Thirty-two new cases of COVID-19 are being reported at Ford’s Kentucky Truck Plant (KTP) on Chamberlain Lane in Louisville.
A memo sent to United Auto Workers union members on Thursday announced the new cases at the facility. The latest round of positive cases brings KTP’s total to 52 cases since March. The plant employs 8,900 workers who assemble the Ford Expedition, Ford Super Duty trucks and the Lincoln Navigator.
UAW Local 862 President Todd Dunn said the rise in cases occurred following Ford’s annual shutdown. Each year, the plant shuts down for one to two weeks to allow equipment to be retooled and repaired.
Employees usually use this time for vacations, Dunn said. He suspects travel played a role in the increase in positive cases.
“It’s the normal vacation everybody looks forward to, whether we're going to Florida or you name it, it doesn't matter,” he said. “I think [the shutdown played a role] just out of the sheer numbers and the travel. I mean, it was somewhat expected, I think, by everybody.”
Another 25 cases are being reported in a separate Ford operation, the Louisville Assembly Plant, which employs 4,100 people, according to Dunn.
A statement from Ford said that despite the new cases, the company believes its safety protocols are effective.
“Our plants are a reflection of the communities in which they are located,” said manufacturing and labor communications manager Kelli Felker. “Working closely with the UAW and external experts in infectious disease and epidemiology, we developed safety protocols to help stop the spread of COVID-19 in the workplace, which we follow at all Ford facilities globally."
"While we are aware of employees who have tested positive for COVID-19, no one identified as a close contact who was following our protocols has developed symptoms or tested positive for the virus. This indicates our workplace safety protocols are working.”
Even before the release of the new case numbers on Thursday, workers at the Kentucky Truck Plant were expressing concerns about steps Ford takes to prevent the spread of the coronavirus.
WFPL spoke with three KTP employees about conditions at the plant. WFPL agreed to not publish their names because the workers said they feared losing their jobs for speaking to a reporter.
Some of those employees disagreed with the steps that Ford takes when a positive case is identified. They said that while the “Return to Work Playbook” is frequently updated, in some cases new policies are more relaxed than measures that were put in place at the beginning of the pandemic in March.
Initially, a positive test was supposed to lead to the plant being shut down for 24 hours for deep cleaning.
The most recent playbook, which was last updated on July 30 calls for impacted areas, like the infected employee’s workstation, to be isolated with caution tape until the janitorial team can clean it.
“Right when we came back it was...shut down for 24 hours if we get a positive case,” one worker said. “But the second we got that first positive case, nothing happened. There was no shutdown. They would shut down the line in that area and do spot cleaning, which is just cleaning that person's [workspace], and that’s it.”
Those who are deemed to have had close contact with an infected employee — which the playbook defines as being within six feet for 15 minutes or longer — are informed by plant officials during contact tracing. Close contacts are asked to stay home and monitor symptoms for 14 days from the date of possible exposure.

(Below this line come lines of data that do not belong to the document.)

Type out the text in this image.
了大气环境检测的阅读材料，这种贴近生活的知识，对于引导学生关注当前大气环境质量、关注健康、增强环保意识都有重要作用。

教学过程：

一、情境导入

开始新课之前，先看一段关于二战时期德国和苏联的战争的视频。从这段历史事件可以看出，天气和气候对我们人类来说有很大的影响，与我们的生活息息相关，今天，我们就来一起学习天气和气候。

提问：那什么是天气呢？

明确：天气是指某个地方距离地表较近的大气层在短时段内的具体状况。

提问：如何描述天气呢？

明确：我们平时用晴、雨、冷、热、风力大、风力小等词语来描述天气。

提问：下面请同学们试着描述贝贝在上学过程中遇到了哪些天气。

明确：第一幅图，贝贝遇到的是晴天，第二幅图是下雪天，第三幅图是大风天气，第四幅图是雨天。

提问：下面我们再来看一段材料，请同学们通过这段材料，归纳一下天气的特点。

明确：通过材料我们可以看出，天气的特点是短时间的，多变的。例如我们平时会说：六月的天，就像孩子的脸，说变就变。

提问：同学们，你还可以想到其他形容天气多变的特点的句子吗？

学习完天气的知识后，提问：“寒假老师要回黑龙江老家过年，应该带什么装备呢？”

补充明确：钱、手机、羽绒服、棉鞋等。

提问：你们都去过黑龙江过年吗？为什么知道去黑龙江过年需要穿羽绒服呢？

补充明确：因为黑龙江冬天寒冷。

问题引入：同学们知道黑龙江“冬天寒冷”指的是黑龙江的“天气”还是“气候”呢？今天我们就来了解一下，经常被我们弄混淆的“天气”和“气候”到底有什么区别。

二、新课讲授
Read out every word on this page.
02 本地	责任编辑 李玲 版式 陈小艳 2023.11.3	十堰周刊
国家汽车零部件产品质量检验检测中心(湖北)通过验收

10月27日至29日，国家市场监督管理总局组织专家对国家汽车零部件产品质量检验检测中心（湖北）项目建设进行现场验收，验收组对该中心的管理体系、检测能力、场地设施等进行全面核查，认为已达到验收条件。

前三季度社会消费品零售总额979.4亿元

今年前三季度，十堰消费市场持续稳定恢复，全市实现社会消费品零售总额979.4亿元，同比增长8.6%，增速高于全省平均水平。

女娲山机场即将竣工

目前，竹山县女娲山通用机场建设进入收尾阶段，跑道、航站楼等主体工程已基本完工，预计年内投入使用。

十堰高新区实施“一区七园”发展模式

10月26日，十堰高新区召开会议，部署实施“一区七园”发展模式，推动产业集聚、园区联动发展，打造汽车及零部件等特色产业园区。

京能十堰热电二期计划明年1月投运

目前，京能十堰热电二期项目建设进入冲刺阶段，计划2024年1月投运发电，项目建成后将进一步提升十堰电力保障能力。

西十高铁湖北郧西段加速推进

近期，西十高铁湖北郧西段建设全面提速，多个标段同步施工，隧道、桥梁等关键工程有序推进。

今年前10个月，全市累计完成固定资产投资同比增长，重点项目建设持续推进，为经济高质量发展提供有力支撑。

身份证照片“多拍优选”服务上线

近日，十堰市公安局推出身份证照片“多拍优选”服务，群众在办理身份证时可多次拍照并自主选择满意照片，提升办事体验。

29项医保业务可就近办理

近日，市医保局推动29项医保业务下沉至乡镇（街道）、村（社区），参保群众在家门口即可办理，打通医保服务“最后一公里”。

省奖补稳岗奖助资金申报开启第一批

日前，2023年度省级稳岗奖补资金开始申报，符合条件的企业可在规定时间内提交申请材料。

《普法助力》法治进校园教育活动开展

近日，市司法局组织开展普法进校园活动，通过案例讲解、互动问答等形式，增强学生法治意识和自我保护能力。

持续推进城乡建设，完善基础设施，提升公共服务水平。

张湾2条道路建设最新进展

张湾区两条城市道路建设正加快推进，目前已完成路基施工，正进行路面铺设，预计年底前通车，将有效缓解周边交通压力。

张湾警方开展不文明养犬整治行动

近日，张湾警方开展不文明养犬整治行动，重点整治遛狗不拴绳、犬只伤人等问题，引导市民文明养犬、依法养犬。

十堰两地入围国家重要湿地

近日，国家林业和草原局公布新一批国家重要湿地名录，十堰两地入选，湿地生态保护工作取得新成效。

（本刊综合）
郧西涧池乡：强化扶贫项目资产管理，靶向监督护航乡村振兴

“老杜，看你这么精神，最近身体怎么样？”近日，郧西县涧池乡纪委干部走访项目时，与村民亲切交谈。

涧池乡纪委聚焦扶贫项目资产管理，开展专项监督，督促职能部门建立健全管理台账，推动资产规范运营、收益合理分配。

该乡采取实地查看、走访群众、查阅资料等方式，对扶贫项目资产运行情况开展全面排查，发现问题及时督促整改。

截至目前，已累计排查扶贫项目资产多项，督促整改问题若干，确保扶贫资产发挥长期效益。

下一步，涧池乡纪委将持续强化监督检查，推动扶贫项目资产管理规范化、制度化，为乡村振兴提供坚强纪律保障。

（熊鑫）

Employees in some departments work close to one another, with coworkers assigned to each side and directly across from them, as vehicle components are passed down the facility’s conveyor belts.
“Out there in trim and other departments, you're working within six feet for 11 hours,” one employee said. “You’re working in such close proximity that it'd be everybody on the team, and everybody on the line [in close contact].”
Though masks are required, the employees said their coworkers frequently fail to comply. The employees who spoke to WFPL reported that they estimate only roughly half of their coworkers properly wear a mask throughout the day.
“A good amount of people, I would say at least half the people, at least have their nose out,” the employee said. “And by the end of the night, their mask is down around their chin. We did go to a union meeting, and they said that they're going to start cracking down on that.”
The UAW’s Dunn said he believes the union and company have stepped up to enhance contact tracing efforts and to work through employee concerns in the wake of the recent cases.
“We tried to work through those issues,” he said. “So I just thought on every level, we've been doing something more so than we have previously.”